Julie Battilana, professor of organizational sociology at Harvard Business School (United States), holds the chair of social innovation at the Harvard Kennedy School; His co-author, Tiziana Casciaro, is a professor of organizational behavior at the Rotman School of Management at the University of Toronto (Canada).
It is the alliance of their knowledge – about companies on the one hand, about individuals on the other – that has allowed us to forge a very original approach to the analysis of power in our societies. The book, written by four hands and published in 2021 by Simon & Schuster, was translated and adapted for French readers by Julie Battilana under the title Power to all! Understanding power dynamics to transform the world (Dunod, 360 pages, 26.90 euros).
Your work oscillates between two contrasting styles. One, very American, resembles management consulting books, with common sense principles and portraits of exemplary characters. The other style, more European, compares it to a political manifesto and draws on tools of conceptual analysis to overthrow the system, in the name of an ideal of a better society. Why this confusing choice?
The aim of the book is to democratize access to knowledge about power and to encourage readers to become aware of the role we all have to play in preventing the abuse of power in organizations and societies, and to increase our ability to act together to address the problems. issues. economic, social, environmental and political crisis that we face.

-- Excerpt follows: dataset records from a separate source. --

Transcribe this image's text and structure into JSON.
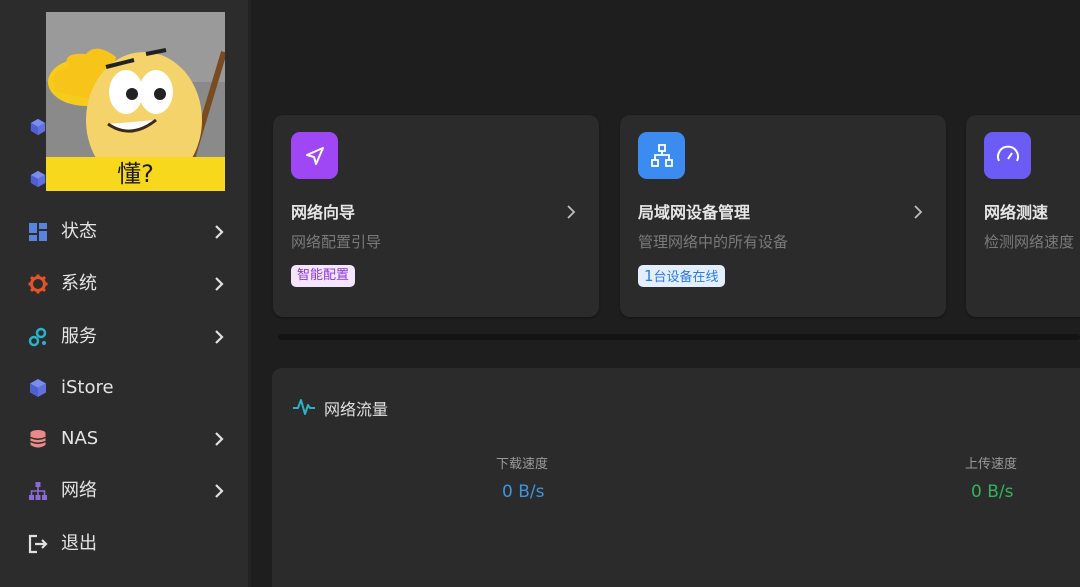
{
  "sidebar": {
    "sticker_caption": "懂?",
    "items": [
      {
        "label": "状态",
        "icon": "dashboard-icon"
      },
      {
        "label": "系统",
        "icon": "gear-icon"
      },
      {
        "label": "服务",
        "icon": "cogs-icon"
      },
      {
        "label": "iStore",
        "icon": "cube-icon"
      },
      {
        "label": "NAS",
        "icon": "database-icon"
      },
      {
        "label": "网络",
        "icon": "network-icon"
      },
      {
        "label": "退出",
        "icon": "logout-icon"
      }
    ]
  },
  "cards": [
    {
      "title": "网络向导",
      "subtitle": "网络配置引导",
      "badge": "智能配置",
      "icon": "navigation-icon",
      "icon_color": "#9f47f5"
    },
    {
      "title": "局域网设备管理",
      "subtitle": "管理网络中的所有设备",
      "badge_count": "1",
      "badge": "台设备在线",
      "icon": "lan-icon",
      "icon_color": "#3c8bf0"
    },
    {
      "title": "网络测速",
      "subtitle": "检测网络速度",
      "icon": "speedometer-icon",
      "icon_color": "#6a5cf5"
    }
  ],
  "traffic": {
    "title": "网络流量",
    "download_label": "下载速度",
    "download_value": "0 B/s",
    "upload_label": "上传速度",
    "upload_value": "0 B/s"
  },
  "colors": {
    "download": "#3f93e0",
    "upload": "#2fb55c",
    "accent_purple": "#9f47f5",
    "accent_blue": "#3c8bf0"
  }
}
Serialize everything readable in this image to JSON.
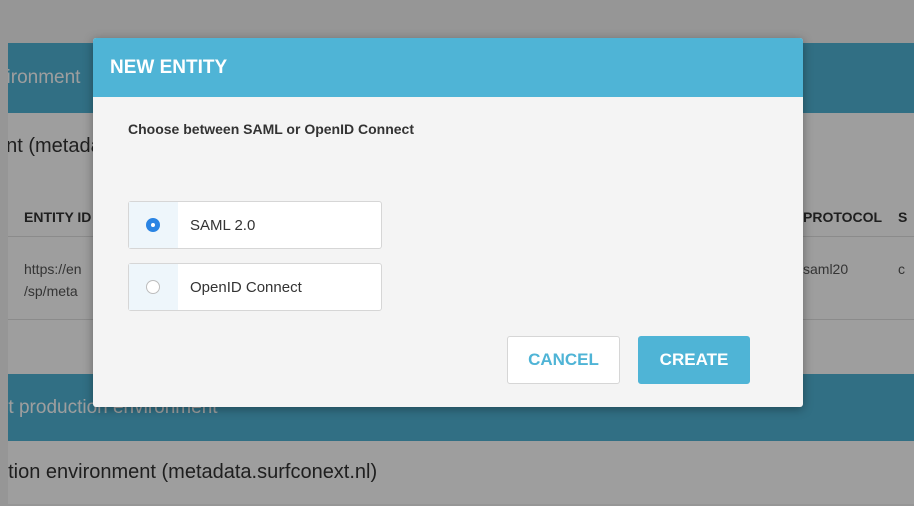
{
  "background": {
    "test_env_header": "SURFconext test environment",
    "test_env_section": "SURFconext test environment (metadata.test.surfconext.nl)",
    "table_headers": {
      "entity_id": "ENTITY ID",
      "protocol": "PROTOCOL",
      "state_initial": "S"
    },
    "table_row": {
      "entity_id_line1": "https://en",
      "entity_id_line2": "/sp/meta",
      "protocol": "saml20",
      "state_initial": "c"
    },
    "prod_env_header": "SURFconext production environment",
    "prod_env_section": "SURFconext production environment (metadata.surfconext.nl)"
  },
  "modal": {
    "title": "NEW ENTITY",
    "subtitle": "Choose between SAML or OpenID Connect",
    "options": [
      {
        "label": "SAML 2.0",
        "checked": true
      },
      {
        "label": "OpenID Connect",
        "checked": false
      }
    ],
    "cancel_label": "CANCEL",
    "create_label": "CREATE"
  },
  "colors": {
    "accent": "#4fb4d6",
    "radio_selected": "#2a84e3"
  }
}
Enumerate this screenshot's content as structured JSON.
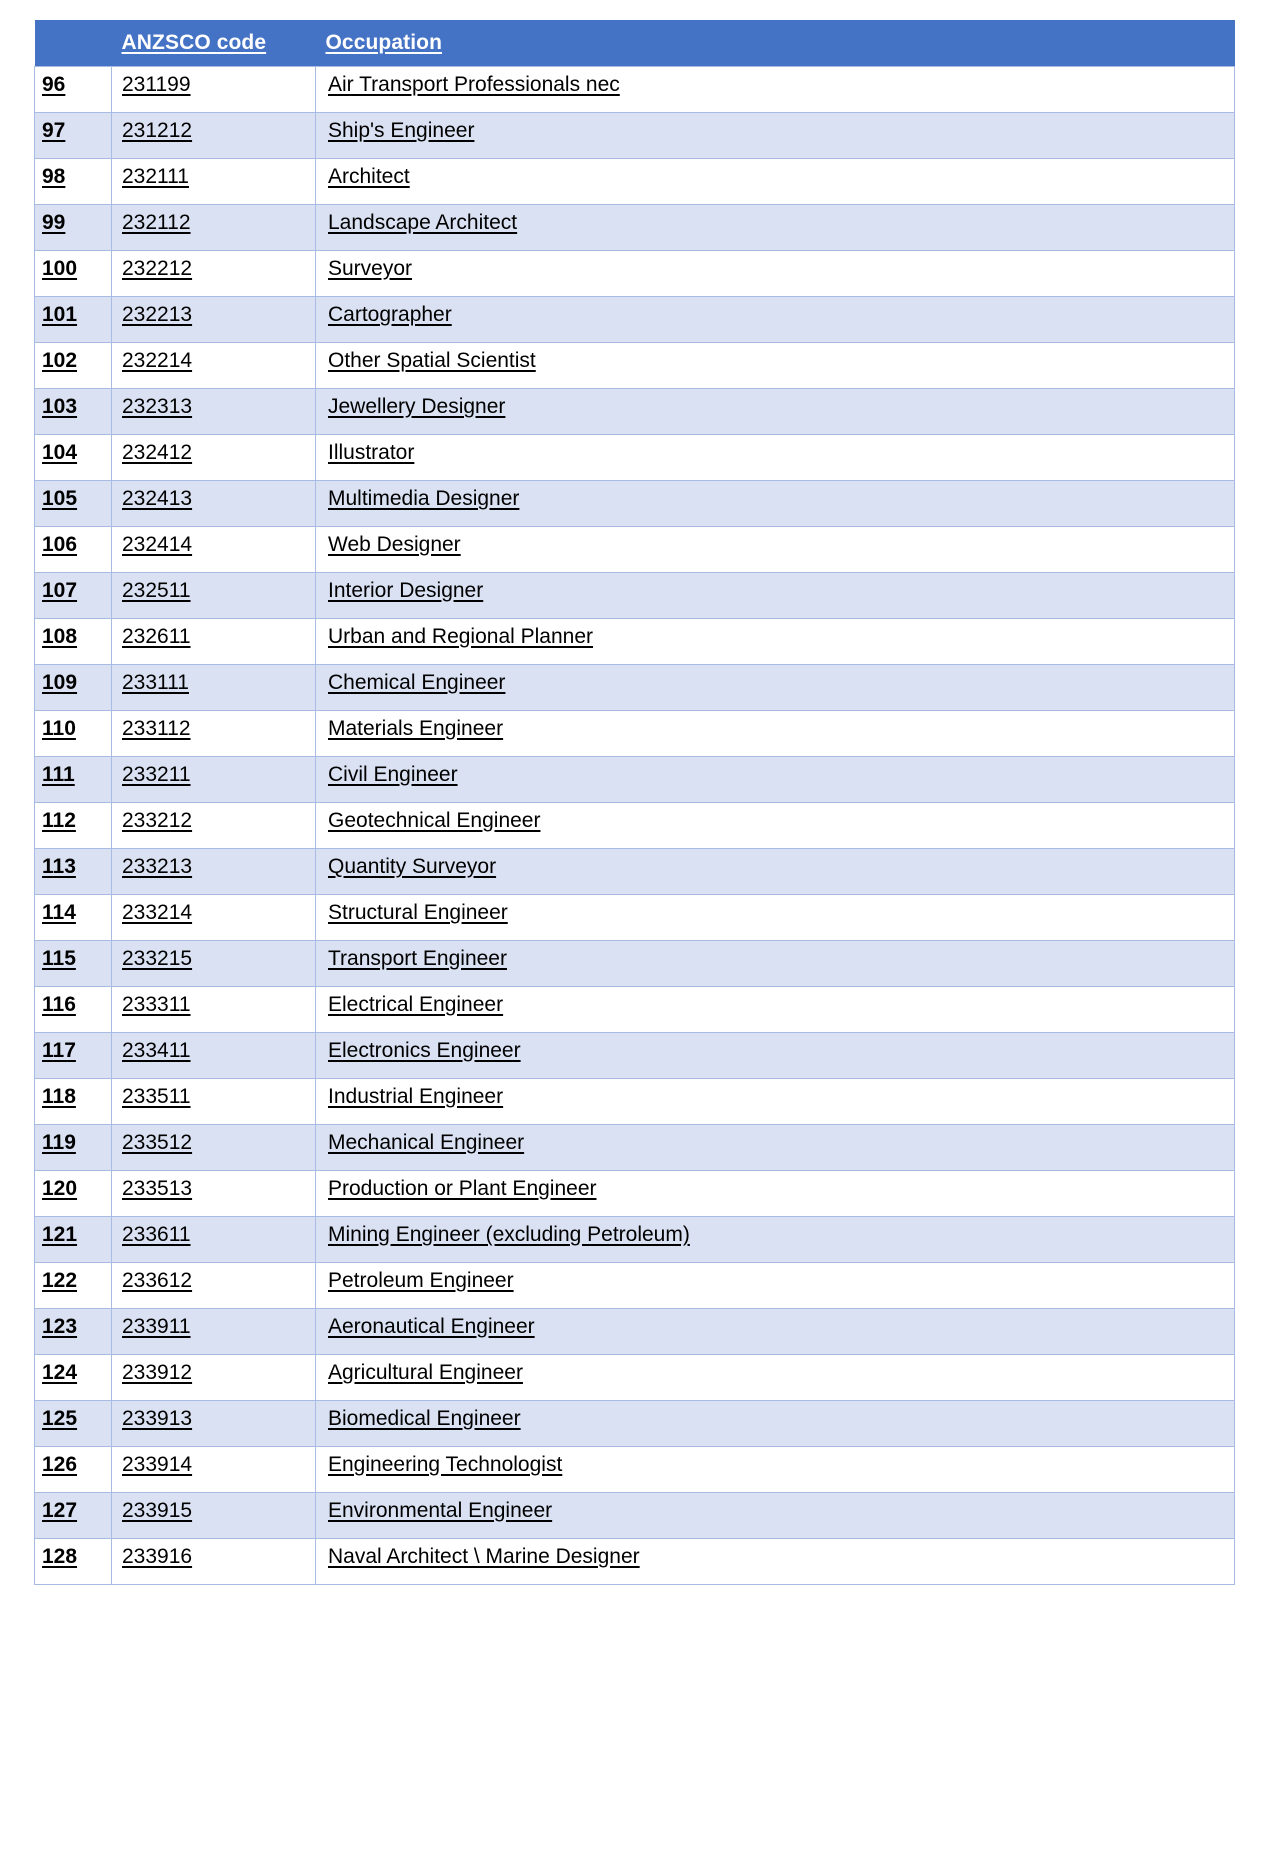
{
  "table": {
    "name": "ANZSCO skilled occupation list (rows 96-128)",
    "colors": {
      "header_background": "#4472C4",
      "header_text": "#FFFFFF",
      "band_row_background": "#D9E1F2",
      "plain_row_background": "#FFFFFF",
      "grid_line": "#A7BBE3",
      "cell_text": "#000000"
    },
    "columns": [
      {
        "key": "index",
        "label": ""
      },
      {
        "key": "code",
        "label": "ANZSCO code"
      },
      {
        "key": "occupation",
        "label": "Occupation"
      }
    ],
    "rows": [
      {
        "index": "96",
        "code": "231199",
        "occupation": "Air Transport Professionals nec"
      },
      {
        "index": "97",
        "code": "231212",
        "occupation": "Ship's Engineer"
      },
      {
        "index": "98",
        "code": "232111",
        "occupation": "Architect"
      },
      {
        "index": "99",
        "code": "232112",
        "occupation": "Landscape Architect"
      },
      {
        "index": "100",
        "code": "232212",
        "occupation": "Surveyor"
      },
      {
        "index": "101",
        "code": "232213",
        "occupation": "Cartographer"
      },
      {
        "index": "102",
        "code": "232214",
        "occupation": "Other Spatial Scientist"
      },
      {
        "index": "103",
        "code": "232313",
        "occupation": "Jewellery Designer"
      },
      {
        "index": "104",
        "code": "232412",
        "occupation": "Illustrator"
      },
      {
        "index": "105",
        "code": "232413",
        "occupation": "Multimedia Designer"
      },
      {
        "index": "106",
        "code": "232414",
        "occupation": "Web Designer"
      },
      {
        "index": "107",
        "code": "232511",
        "occupation": "Interior Designer"
      },
      {
        "index": "108",
        "code": "232611",
        "occupation": "Urban and Regional Planner"
      },
      {
        "index": "109",
        "code": "233111",
        "occupation": "Chemical Engineer"
      },
      {
        "index": "110",
        "code": "233112",
        "occupation": "Materials Engineer"
      },
      {
        "index": "111",
        "code": "233211",
        "occupation": "Civil Engineer"
      },
      {
        "index": "112",
        "code": "233212",
        "occupation": "Geotechnical Engineer"
      },
      {
        "index": "113",
        "code": "233213",
        "occupation": "Quantity Surveyor"
      },
      {
        "index": "114",
        "code": "233214",
        "occupation": "Structural Engineer"
      },
      {
        "index": "115",
        "code": "233215",
        "occupation": "Transport Engineer"
      },
      {
        "index": "116",
        "code": "233311",
        "occupation": "Electrical Engineer"
      },
      {
        "index": "117",
        "code": "233411",
        "occupation": "Electronics Engineer"
      },
      {
        "index": "118",
        "code": "233511",
        "occupation": "Industrial Engineer"
      },
      {
        "index": "119",
        "code": "233512",
        "occupation": "Mechanical Engineer"
      },
      {
        "index": "120",
        "code": "233513",
        "occupation": "Production or Plant Engineer"
      },
      {
        "index": "121",
        "code": "233611",
        "occupation": "Mining Engineer (excluding Petroleum)"
      },
      {
        "index": "122",
        "code": "233612",
        "occupation": "Petroleum Engineer"
      },
      {
        "index": "123",
        "code": "233911",
        "occupation": "Aeronautical Engineer"
      },
      {
        "index": "124",
        "code": "233912",
        "occupation": "Agricultural Engineer"
      },
      {
        "index": "125",
        "code": "233913",
        "occupation": "Biomedical Engineer"
      },
      {
        "index": "126",
        "code": "233914",
        "occupation": "Engineering Technologist"
      },
      {
        "index": "127",
        "code": "233915",
        "occupation": "Environmental Engineer"
      },
      {
        "index": "128",
        "code": "233916",
        "occupation": "Naval Architect \\ Marine Designer"
      }
    ]
  }
}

My research work on “divergent change” (i.e. breaking from existing norms) taught me that being exposed to different institutional environments makes it easier to innovate and implement changes that deviate from the beaten path.
Being French-American and familiar with standards on both sides of the Atlantic, I wanted to take advantage of this experience to write a book that is both accessible to the reader and firmly anchored in research, ready to answer the simplest questions about interpersonal relationships of power and the more complex questions about the dynamics of power in organizations and society.
Throughout the book, you present somewhat heroic characters, who embody role models, such as Lia Grimanis, a former Canadian businesswoman and power agent who became the founder of an association that helps homeless women. Why this process?